Laboratoire de Physique Statistique de l'Ecole Normale Supérieure - UMR 8550, associé au CNRS et à l'Université Pierre et Marie Curie, Paris, France.
PLoS Comput Biol. 2013;9(8):e1003176. doi: 10.1371/journal.pcbi.1003176. Epub 2013 Aug 22.
Various approaches have explored the covariation of residues in multiple-sequence alignments of homologous proteins to extract functional and structural information. Among those are principal component analysis (PCA), which identifies the most correlated groups of residues, and direct coupling analysis (DCA), a global inference method based on the maximum entropy principle, which aims at predicting residue-residue contacts. In this paper, inspired by the statistical physics of disordered systems, we introduce the Hopfield-Potts model to naturally interpolate between these two approaches. The Hopfield-Potts model allows us to identify relevant 'patterns' of residues from the knowledge of the eigenmodes and eigenvalues of the residue-residue correlation matrix. We show how the computation of such statistical patterns makes it possible to accurately predict residue-residue contacts with a much smaller number of parameters than DCA. This dimensional reduction allows us to avoid overfitting and to extract contact information from multiple-sequence alignments of reduced size. In addition, we show that low-eigenvalue correlation modes, discarded by PCA, are important to recover structural information: the corresponding patterns are highly localized, that is, they are concentrated in few sites, which we find to be in close contact in the three-dimensional protein fold.

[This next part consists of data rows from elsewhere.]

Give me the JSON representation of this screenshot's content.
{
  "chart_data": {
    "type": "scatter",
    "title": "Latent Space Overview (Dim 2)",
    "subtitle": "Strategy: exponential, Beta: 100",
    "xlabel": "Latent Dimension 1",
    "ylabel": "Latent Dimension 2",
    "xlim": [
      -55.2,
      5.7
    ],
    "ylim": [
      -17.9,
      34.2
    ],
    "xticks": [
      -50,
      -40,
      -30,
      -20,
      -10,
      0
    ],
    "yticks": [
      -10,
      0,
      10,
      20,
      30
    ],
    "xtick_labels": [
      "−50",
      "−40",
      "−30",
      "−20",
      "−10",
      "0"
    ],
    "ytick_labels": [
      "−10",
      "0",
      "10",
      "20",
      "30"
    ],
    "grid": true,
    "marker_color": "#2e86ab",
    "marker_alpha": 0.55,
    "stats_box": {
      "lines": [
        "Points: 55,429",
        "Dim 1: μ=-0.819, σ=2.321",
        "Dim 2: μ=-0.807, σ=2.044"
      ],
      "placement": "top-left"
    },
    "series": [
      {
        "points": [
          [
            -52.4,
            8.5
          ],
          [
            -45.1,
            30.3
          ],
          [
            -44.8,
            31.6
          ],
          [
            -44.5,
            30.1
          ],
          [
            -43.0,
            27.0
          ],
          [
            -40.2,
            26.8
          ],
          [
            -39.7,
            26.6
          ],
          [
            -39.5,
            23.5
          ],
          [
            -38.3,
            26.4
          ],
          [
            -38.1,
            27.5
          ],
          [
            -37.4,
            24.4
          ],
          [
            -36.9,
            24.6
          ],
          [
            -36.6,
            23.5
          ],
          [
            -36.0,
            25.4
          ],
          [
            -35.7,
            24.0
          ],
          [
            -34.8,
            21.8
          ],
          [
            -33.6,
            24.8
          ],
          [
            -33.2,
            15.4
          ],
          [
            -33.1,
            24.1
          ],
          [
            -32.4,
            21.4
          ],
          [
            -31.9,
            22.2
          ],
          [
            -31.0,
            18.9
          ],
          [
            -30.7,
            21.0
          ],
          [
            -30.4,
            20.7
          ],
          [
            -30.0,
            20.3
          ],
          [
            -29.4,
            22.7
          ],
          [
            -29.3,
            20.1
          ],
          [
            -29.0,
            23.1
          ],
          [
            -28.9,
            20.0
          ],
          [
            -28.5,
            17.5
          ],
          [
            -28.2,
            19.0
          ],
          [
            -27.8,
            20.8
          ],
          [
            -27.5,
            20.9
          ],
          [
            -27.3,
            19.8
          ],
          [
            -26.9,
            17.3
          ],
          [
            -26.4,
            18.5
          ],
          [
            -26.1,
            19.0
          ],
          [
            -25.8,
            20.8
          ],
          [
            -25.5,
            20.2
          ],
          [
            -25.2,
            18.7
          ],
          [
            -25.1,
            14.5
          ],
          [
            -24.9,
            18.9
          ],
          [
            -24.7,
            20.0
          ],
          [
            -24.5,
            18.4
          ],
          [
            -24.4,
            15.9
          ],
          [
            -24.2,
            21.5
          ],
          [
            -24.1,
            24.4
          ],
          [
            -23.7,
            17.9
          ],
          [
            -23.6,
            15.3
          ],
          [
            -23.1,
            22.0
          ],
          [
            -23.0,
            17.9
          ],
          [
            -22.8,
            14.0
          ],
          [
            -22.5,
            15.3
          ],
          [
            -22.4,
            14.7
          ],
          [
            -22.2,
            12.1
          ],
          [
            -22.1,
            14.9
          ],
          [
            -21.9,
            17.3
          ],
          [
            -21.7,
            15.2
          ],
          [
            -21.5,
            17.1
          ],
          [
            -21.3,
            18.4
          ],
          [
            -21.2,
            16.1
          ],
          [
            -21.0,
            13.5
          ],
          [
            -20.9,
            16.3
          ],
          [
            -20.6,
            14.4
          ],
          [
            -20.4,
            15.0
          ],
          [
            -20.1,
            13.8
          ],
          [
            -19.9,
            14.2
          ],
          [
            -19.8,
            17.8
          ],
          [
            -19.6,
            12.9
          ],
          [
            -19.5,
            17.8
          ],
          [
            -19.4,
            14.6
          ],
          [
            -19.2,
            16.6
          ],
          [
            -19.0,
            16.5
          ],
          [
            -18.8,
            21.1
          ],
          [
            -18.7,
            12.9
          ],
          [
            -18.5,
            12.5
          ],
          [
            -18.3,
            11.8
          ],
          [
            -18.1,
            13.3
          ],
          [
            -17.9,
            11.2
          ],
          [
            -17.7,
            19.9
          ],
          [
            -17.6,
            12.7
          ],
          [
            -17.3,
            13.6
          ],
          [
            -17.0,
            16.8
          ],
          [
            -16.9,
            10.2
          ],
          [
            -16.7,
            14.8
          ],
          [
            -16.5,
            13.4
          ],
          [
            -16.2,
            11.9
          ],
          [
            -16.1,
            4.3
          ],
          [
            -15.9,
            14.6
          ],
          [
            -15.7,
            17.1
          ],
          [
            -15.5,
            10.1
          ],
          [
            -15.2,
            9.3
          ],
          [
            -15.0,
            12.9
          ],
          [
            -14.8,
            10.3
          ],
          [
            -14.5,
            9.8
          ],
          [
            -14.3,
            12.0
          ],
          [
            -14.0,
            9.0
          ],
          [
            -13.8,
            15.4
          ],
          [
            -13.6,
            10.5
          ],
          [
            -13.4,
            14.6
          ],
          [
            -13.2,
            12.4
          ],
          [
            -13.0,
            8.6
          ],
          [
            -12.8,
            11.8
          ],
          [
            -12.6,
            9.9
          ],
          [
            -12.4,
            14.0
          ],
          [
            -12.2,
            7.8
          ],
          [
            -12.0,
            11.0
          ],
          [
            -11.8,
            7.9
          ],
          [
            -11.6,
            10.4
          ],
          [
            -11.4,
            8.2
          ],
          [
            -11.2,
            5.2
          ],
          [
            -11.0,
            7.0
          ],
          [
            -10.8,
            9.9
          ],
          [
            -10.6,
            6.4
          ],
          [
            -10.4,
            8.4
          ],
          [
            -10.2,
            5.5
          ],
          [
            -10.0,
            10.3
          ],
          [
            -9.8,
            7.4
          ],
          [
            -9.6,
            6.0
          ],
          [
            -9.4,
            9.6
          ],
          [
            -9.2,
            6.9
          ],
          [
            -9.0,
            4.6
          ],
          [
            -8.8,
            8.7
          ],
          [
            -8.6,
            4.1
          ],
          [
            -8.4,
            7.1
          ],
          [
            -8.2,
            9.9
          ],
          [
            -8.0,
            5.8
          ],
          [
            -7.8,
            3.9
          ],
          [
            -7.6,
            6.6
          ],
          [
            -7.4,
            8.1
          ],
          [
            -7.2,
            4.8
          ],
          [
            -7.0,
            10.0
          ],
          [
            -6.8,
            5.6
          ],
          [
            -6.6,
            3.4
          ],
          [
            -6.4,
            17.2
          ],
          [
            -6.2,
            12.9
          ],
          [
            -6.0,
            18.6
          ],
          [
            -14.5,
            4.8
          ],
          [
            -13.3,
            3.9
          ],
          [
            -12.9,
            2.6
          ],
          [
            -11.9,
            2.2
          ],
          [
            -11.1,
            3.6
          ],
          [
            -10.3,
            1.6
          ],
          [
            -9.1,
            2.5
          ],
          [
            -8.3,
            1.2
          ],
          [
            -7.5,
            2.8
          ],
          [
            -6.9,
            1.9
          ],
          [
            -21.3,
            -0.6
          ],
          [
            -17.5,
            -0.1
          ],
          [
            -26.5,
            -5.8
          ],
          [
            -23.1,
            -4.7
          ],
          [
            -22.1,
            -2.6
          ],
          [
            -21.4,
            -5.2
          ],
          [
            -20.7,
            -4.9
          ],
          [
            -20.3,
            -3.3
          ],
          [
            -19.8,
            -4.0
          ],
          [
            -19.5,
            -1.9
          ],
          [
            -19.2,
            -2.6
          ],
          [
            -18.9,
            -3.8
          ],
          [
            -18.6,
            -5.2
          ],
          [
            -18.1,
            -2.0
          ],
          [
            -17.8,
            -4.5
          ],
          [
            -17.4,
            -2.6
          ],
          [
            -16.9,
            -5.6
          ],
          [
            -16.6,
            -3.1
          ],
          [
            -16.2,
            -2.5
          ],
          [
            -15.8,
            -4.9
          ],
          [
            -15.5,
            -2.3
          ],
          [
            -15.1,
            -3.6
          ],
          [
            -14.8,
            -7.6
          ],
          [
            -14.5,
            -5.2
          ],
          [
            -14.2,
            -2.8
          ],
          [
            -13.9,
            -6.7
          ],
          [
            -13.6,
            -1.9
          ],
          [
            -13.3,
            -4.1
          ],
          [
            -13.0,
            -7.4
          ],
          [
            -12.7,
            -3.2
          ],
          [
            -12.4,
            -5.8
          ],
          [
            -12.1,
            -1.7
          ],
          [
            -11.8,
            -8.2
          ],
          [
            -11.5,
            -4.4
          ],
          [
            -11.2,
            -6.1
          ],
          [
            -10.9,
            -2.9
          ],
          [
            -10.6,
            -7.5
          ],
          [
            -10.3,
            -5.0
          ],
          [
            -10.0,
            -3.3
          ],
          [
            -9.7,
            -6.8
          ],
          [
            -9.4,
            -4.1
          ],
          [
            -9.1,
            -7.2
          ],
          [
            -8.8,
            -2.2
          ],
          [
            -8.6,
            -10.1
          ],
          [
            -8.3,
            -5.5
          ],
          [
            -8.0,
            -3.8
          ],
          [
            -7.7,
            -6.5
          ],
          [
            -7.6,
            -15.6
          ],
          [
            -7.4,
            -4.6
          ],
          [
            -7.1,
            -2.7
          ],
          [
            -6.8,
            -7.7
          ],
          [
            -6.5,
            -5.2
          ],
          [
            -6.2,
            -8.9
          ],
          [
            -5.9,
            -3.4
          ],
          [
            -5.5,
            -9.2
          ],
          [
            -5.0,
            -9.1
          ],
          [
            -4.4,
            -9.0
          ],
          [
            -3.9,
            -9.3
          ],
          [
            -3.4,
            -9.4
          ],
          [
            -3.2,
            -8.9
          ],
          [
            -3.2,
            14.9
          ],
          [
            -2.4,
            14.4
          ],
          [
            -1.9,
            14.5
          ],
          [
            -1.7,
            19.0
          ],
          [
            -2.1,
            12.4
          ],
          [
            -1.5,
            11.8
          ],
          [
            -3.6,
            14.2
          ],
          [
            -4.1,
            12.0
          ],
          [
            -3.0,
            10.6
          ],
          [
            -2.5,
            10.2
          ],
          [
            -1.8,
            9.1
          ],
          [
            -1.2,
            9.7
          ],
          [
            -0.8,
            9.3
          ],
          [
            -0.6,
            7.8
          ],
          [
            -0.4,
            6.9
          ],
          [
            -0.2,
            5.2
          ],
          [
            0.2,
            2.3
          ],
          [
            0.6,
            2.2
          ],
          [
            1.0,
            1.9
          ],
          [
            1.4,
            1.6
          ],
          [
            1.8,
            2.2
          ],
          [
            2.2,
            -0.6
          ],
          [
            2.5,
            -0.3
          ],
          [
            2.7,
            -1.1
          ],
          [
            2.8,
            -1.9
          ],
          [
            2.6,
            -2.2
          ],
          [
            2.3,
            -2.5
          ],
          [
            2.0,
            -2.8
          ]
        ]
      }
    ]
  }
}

多种方法已经探索了同源蛋白多重序列比对中残基的共变,以提取功能和结构信息。其中包括主成分分析(PCA),它可以识别相关性最强的残基组,以及直接耦合分析(DCA),这是一种基于最大熵原理的全局推断方法,旨在预测残基-残基接触。在本文中,受无序系统统计物理的启发,我们引入了 Hopfield-Potts 模型,将这两种方法自然地结合起来。Hopfield-Potts 模型使我们能够从残基-残基相关矩阵的本征模和本征值的知识中识别相关的“模式”。我们展示了如何计算这些统计模式,以便用比 DCA 少得多的参数准确地预测残基-残基接触。这种降维使得我们可以避免过度拟合,并从较小尺寸的多重序列比对中提取接触信息。此外,我们还表明,PCA 丢弃的低本征值相关模式对于恢复结构信息非常重要:对应的模式高度局域化,即它们集中在少数几个位点,我们发现这些位点在三维蛋白质折叠中彼此非常接近。